For movie buffs, the month of October means one thing: 31 days of horror movies. With tons of horror flicks to choose from, The Daily Texan is going to be providing a daily horror recommendation. Whether you prefer ghosts, zombies or stark explorations of the human condition, we’ll be featuring horror films of all flavors. Check back every evening for the movie of the day. Today, we're getting frosty with John Carpenter's "The Thing."

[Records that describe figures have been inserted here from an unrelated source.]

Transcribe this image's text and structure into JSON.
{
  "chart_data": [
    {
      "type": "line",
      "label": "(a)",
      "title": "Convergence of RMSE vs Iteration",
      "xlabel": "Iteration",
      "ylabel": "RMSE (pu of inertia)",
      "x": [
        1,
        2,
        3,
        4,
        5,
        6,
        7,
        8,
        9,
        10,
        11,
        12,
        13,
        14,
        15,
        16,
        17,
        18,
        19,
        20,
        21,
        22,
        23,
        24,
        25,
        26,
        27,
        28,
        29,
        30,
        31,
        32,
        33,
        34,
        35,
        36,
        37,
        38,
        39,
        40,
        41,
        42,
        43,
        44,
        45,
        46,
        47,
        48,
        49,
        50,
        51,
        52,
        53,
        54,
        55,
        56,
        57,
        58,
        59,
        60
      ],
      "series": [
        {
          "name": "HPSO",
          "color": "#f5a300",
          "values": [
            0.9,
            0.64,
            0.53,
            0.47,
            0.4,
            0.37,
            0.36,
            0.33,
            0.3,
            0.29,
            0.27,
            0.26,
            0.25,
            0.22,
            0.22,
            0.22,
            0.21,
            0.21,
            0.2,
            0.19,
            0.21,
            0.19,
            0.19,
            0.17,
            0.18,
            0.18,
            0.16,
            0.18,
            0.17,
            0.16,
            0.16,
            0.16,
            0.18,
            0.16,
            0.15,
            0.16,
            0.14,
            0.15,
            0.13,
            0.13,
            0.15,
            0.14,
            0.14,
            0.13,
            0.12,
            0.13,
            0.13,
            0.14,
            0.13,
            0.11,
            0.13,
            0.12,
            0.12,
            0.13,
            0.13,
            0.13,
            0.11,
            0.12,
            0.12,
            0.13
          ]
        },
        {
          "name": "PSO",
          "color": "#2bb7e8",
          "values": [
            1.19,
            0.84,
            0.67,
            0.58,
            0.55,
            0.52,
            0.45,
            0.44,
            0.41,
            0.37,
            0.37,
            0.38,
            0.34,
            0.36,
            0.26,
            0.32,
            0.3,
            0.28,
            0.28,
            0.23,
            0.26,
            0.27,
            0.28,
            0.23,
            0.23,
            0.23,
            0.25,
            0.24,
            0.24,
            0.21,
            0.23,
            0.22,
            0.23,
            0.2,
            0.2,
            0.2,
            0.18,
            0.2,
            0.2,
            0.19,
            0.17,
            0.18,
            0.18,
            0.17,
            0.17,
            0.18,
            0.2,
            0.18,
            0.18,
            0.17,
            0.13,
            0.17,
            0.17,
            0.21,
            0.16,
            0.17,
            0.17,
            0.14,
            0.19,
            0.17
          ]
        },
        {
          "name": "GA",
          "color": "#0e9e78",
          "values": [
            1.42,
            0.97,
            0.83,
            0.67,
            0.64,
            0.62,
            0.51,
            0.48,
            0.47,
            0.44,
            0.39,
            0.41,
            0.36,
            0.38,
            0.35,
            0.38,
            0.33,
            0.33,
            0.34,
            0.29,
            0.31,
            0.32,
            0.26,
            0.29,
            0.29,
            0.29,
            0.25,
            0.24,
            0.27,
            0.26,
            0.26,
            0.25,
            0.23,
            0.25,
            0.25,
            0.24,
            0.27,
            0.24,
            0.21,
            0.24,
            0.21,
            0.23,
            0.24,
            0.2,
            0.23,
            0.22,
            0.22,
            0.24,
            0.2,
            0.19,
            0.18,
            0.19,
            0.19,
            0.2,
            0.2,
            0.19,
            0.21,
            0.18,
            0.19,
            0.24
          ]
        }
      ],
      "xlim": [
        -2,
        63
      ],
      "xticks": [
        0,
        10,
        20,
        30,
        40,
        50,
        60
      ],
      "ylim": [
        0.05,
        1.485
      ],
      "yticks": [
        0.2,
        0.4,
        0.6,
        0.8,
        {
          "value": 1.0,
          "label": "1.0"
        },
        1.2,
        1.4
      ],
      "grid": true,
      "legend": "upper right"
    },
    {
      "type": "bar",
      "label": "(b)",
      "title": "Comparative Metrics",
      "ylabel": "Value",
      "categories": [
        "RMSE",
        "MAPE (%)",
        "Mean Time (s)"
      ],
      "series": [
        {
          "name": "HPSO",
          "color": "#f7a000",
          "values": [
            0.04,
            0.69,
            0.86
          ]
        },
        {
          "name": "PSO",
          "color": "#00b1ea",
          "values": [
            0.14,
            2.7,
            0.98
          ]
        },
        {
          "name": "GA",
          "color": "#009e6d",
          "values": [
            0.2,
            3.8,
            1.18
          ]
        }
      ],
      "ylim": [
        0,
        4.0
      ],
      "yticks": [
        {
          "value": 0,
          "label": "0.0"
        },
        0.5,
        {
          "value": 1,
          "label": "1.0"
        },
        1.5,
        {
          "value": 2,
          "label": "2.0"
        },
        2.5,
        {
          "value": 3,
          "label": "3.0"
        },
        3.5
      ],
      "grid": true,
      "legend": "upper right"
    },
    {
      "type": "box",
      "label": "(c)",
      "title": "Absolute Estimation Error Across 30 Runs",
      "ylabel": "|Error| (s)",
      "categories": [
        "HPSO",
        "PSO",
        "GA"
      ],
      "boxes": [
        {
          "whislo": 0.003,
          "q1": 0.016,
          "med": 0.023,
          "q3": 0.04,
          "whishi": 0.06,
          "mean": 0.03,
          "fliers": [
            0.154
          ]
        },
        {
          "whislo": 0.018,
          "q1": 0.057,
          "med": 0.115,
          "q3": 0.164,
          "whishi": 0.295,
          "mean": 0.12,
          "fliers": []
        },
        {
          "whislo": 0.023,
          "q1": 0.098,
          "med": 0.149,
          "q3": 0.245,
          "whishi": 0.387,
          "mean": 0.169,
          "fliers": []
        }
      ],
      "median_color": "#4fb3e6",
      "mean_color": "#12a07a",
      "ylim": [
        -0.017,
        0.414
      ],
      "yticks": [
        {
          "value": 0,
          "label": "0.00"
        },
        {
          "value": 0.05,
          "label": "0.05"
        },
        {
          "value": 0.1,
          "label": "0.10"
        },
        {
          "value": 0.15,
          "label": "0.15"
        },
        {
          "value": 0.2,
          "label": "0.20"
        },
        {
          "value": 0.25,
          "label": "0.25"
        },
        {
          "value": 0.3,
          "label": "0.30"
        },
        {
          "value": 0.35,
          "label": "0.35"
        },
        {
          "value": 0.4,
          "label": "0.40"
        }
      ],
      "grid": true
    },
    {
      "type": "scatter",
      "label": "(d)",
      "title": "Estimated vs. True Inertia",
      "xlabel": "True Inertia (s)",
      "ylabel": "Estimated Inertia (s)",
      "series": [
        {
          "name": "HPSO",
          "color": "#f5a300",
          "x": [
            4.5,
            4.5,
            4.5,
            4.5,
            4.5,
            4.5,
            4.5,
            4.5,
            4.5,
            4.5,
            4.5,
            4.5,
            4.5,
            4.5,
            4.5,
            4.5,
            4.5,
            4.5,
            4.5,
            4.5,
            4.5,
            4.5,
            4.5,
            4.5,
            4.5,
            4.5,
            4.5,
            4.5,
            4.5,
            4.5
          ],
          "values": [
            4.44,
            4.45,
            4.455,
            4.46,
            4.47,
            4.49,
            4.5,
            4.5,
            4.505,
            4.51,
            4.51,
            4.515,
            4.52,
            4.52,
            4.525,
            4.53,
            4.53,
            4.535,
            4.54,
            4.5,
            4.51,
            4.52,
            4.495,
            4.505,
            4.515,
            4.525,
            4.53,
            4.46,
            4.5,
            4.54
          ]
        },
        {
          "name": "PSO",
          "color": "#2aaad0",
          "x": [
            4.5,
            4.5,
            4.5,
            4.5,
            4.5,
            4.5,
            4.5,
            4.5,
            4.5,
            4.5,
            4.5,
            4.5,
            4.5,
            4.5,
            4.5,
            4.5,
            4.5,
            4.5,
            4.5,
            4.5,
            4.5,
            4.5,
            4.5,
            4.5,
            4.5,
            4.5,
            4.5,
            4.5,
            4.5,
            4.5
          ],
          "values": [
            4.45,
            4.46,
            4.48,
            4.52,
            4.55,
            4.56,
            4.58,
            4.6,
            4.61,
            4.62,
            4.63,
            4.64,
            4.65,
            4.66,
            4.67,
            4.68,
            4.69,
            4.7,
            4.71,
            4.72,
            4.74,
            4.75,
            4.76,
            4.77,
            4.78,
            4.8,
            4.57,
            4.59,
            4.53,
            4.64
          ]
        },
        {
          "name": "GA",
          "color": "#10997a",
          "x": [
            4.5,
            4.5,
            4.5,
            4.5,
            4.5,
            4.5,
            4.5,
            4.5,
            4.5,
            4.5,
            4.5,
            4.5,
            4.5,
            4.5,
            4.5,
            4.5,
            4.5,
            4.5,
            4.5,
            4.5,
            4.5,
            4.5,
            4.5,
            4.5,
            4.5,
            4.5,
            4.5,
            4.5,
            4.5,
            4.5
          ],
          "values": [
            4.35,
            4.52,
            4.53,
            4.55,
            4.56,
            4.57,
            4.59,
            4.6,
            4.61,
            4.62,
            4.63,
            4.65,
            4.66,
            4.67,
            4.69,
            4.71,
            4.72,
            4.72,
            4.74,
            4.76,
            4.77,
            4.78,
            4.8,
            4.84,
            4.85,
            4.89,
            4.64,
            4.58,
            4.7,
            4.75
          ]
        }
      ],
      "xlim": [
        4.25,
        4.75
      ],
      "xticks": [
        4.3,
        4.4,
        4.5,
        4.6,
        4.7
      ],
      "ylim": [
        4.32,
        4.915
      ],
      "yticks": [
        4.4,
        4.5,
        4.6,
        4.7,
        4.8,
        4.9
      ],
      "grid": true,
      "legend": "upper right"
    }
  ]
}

I used to hate horror movies. After I saw "Scream" in theaters at age four I had perpetual nightmares of Ghostface stabbing me to death in an abandoned house. I think it was seeing the original "The Evil Dead," with all its low-budget ridiculousness, that converted me into a fan of the genre. Once I realized how farfetched these movies can be, I found myself more afraid of movies with a lower production value and without a central, exaggerated embodiment of evil that the director points at and says "Be afraid of this!"

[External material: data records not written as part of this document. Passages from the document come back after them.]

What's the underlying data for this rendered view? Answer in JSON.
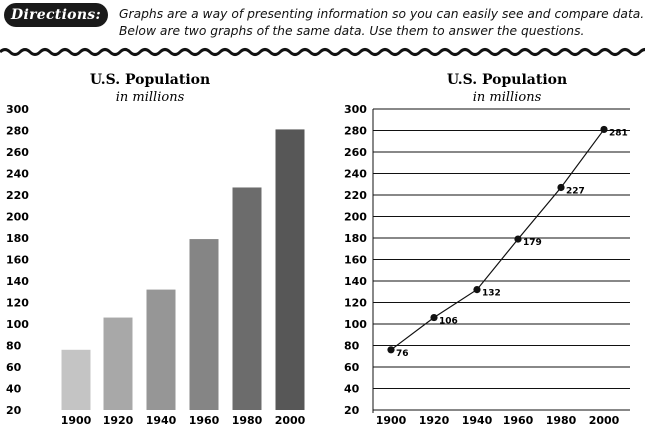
{
  "header": {
    "badge": "Directions:",
    "line1": "Graphs are a way of presenting information so you can easily see and compare data.",
    "line2": "Below are two graphs of the same data. Use them to answer the questions."
  },
  "chart_data": [
    {
      "type": "bar",
      "title": "U.S. Population",
      "subtitle": "in millions",
      "categories": [
        "1900",
        "1920",
        "1940",
        "1960",
        "1980",
        "2000"
      ],
      "values": [
        76,
        106,
        132,
        179,
        227,
        281
      ],
      "yticks": [
        "300",
        "280",
        "260",
        "240",
        "220",
        "200",
        "180",
        "160",
        "140",
        "120",
        "100",
        "80",
        "60",
        "40",
        "20"
      ],
      "ylim": [
        20,
        300
      ],
      "colors": [
        "#c4c4c4",
        "#a8a8a8",
        "#969696",
        "#858585",
        "#6c6c6c",
        "#575757"
      ],
      "grid": false
    },
    {
      "type": "line",
      "title": "U.S. Population",
      "subtitle": "in millions",
      "categories": [
        "1900",
        "1920",
        "1940",
        "1960",
        "1980",
        "2000"
      ],
      "values": [
        76,
        106,
        132,
        179,
        227,
        281
      ],
      "labels": [
        "76",
        "106",
        "132",
        "179",
        "227",
        "281"
      ],
      "yticks": [
        "300",
        "280",
        "260",
        "240",
        "220",
        "200",
        "180",
        "160",
        "140",
        "120",
        "100",
        "80",
        "60",
        "40",
        "20"
      ],
      "ylim": [
        20,
        300
      ],
      "grid": true
    }
  ]
}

1982’s “The Thing” by John Carpenter is definitely my favorite horror movie. One night in high school, I was trash talking Kurt Russell’s acting abilities and some of my older friends said I was ignorant of his performance in “The Thing.” Their Russell advocacy prompted me to watch the movie later on, and I was convinced that I had misspoke.
Russell plays a helicopter pilot, CJ MacReady, working for a research team in Antarctica. The movie begins with a Norwegian helicopter pursuing and shooting at a helpless looking dog before crashing and burning. The scientists travel to the Norwegian station and find it completely destroyed. It soon becomes apparent that a shape-shifting alien has infiltrated the base and morphed into a crew member. MacReady spends the movie investigating his peers while one by one they are killed off.
The appeal of the movie to me is the heavy use of suspense and the subtlety of the villain. The viewer never actually sees the alien until almost three-fourths of the way into the film- in fact, you don't even know who it is. “The Thing” is a classic, plot-driven whodunit but set in Antarctica, adding to the isolationism felt in the film. The character building is fascinating, as are the trust issues between everyone. Interestingly, the alien invader causes the men to examine their own humanity, ethics and behavior. Should they act spitefully towards each other in the face of death or altruistically?
The only bad part of the movie is that it’s a huge sausage fest and there’s no hot chicks to ease the tension.